느타리버섯의 Branched Chain Amino Acid Aminotransferase 에 관한 연구
이무성,남창우 ( Mu Seung Lee,Chang Woo Nam ) 생화학분자생물학회 1984 BMB Reports Vol.17 No.3
Distribution and some properties of branched chain amino acid aminotransferase (EC 2. 6.1. 42) in oyster mushroom have been studied. Oyster mushroom was fractionated into nucleic, mitochondrial and cytosolic fractions by differential centrifugation. Isozyme pattern of this enzyme was also examined by DEAE-cellulose column chromatography. The results obtained are summarized as follows; 1. Total activity of branched chain amino acid aminotransferase in homogenate was 2.79 unit per fresh weight gram. 2. The enzyme was found to be localized in the cytosolic, mitochondrial and nucleic fraction.

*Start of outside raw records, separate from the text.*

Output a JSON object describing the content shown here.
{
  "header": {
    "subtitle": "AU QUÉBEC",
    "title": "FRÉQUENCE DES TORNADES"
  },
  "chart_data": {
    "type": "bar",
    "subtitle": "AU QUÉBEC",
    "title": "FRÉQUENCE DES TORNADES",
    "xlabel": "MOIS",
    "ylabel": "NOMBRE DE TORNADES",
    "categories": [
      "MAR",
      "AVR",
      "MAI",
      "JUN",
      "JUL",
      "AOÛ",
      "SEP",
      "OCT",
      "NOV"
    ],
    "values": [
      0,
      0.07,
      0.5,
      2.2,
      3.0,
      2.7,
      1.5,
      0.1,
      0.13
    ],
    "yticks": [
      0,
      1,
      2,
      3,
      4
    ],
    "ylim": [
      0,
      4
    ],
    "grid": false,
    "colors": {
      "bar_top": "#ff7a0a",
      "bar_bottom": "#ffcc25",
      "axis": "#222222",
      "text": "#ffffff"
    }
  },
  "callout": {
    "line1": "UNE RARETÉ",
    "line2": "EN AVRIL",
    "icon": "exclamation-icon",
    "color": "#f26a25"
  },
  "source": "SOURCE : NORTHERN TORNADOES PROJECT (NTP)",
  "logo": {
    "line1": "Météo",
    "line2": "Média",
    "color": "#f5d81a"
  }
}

About 91.0% of the total activity was found in the cytosolic fraction, 5.0% in the mitochondrial fraction and 1.8% in the nucleic fraction. 3. Cytosolic fraction of oyster mushroom was proven to contain Enzyme I and II, but not Enzyme III of branched chain amino acid aminotransferase. Enzyme I was eluted by 20 mM phosphate buffer from DEAE-cellulose column and catalyzed the transamination of the two branched chain amino acids (L-leucine and L-isoleucine). Enzyme II was eluted by 180 mM phosphate buffer and was specific for L-leucine. 4. It was found that the activity of Enzyme II was higher than Enzyme I when L-leucine was used as a substrate. 5. Enzyme II was purified about 54-folds after chromatography on DEAE-cellulose. 6. Optimum pH and temperature from the activity of the Enzyme II were about pH 8.2 and 35℃, respectively: The enzyme was highly unstable above 30℃. 7. The Km values for L-leucine, a-ketoglutarate and pyridoxal phosphate of Enzyme II were 0. 38 mM, 2. 86 mM, and 3. 9 x 10-6 mM, respectively. 8. The molecular weight of Enzyme II was estimated to be about 64,000 by Sephadex G-200 gel filtration.